Press "Enter" to skip to content

Review: On the Basis of Sex (2018)

On the Basis of Sex (2018)

Directed by: Mimi Leder

Premise: Based on true events. Ruth Bader Ginsburg (Felicity Jones) attends law school and establishes herself as an educator and an activist for gender equality. She represents the plaintiff in Moritz v. Commissioner of Internal Revenue, a case of sex discrimination against a man.

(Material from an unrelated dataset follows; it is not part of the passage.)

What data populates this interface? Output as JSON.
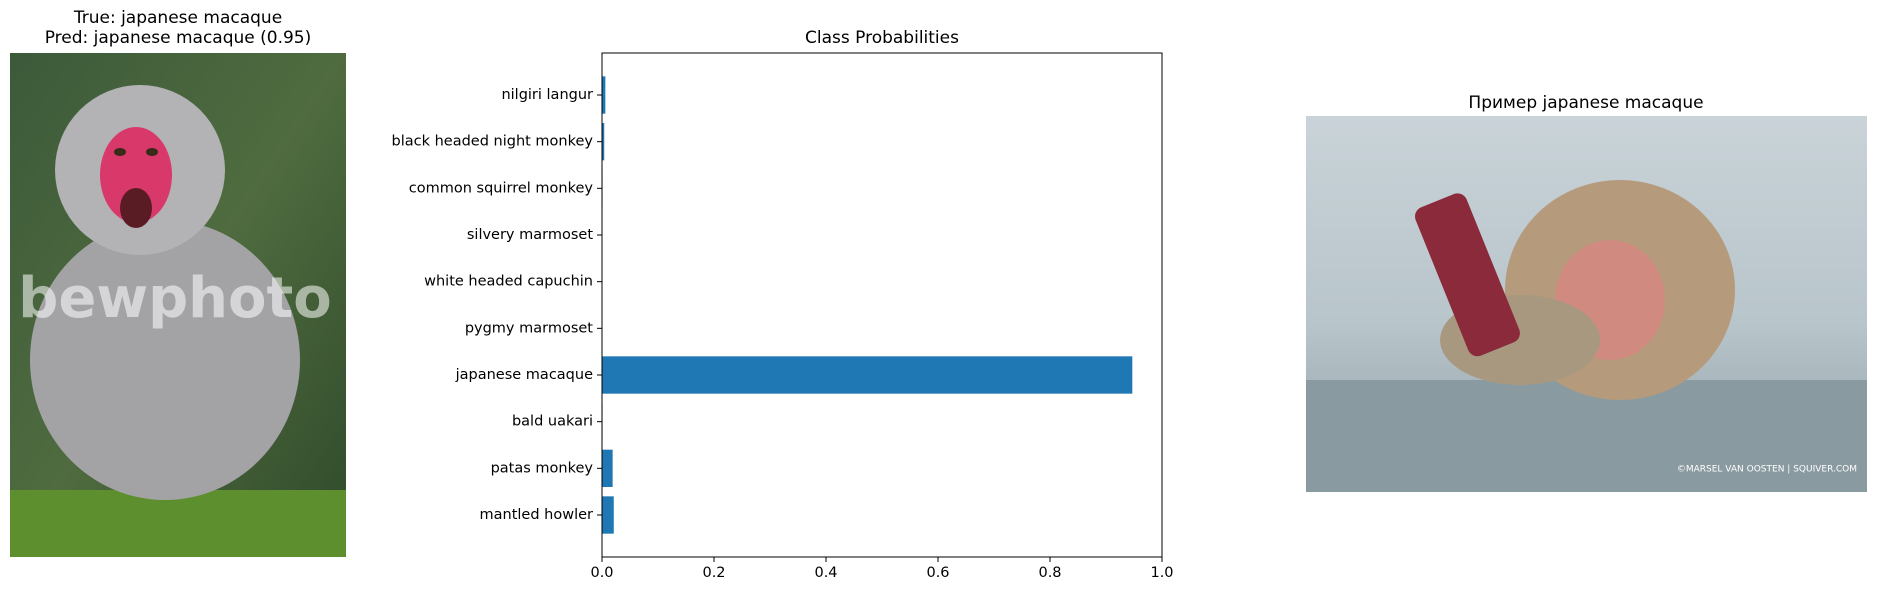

What Works: On the Basis of Sex is an enjoyable legal drama. The film hits all the right notes to satisfy the kind of crowd pleasing entertainment it’s intended to be and the anticipated audience, especially those who buy “Notorious RBG” merchandise, ought to get what they want from it. Many of the best scenes in On the Basis of Sex are its personal moments. Felicity Jones stars as Ruth Bader Ginsburg and Armie Hammer plays her husband Martin. Their relationship forms the emotional core of the story and Jones and Hammer have a likable romantic chemistry. Cailee Spaeny is cast as the Ginsburg’s teenage daughter Jane and the parent-child conflicts feel authentic. There is an interesting tension between daughter and mother; the film takes place in the 1970s and Jane is caught up in the second wave feminist movement. Jane’s passion for justice is frustrated with her mother’s more legal oriented mindset. The trajectory of the daughter-mother relationship gives the home life some substance and ties the domestic scenes with the main legal plot. Felicity Jones is quite good as Ruth Bader Ginsburg. She captures the voice and posture of a familiar public figure and makes her accessible. She’s also quite witty, especially when confronted with sexism, in a way that makes Bader Ginsburg a likeable protagonist.

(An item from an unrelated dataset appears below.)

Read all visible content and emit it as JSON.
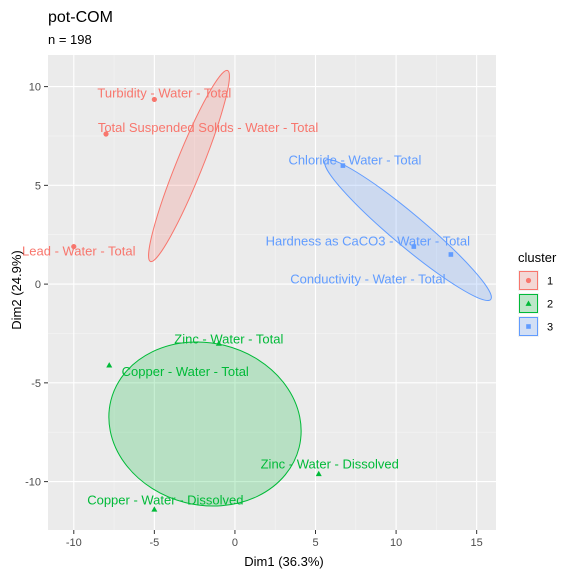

What Doesn’t: On the Basis of Sex is a bland and generally unchallenging biographical story. It smartly highlights a particular segment of Bader Ginsburg’s life and career but as a legal drama it is rather generic. There is little here that is really challenging. Sexism is generally presented as the fault of devious, backward men, embodied by Erwin Griswold, played by Sam Waterston. Griswold was the Dean of Harvard Law School during Bader Ginsburg’s time there and he was later Solicitor General of the United States during the Moritz case. As played by Waterston, Griswold comes across as a mustache twirling villain and that is the way in which On the Basis of Sex approaches sexism and gender discrimination. It’s all very obvious and trite.

Bottom Line: On the Basis of Sex is an average legal drama. The film tells its story competently and it will play to its intended audience but On the Basis of Sex doesn’t do anything especially interesting either as a biography or as a legal story.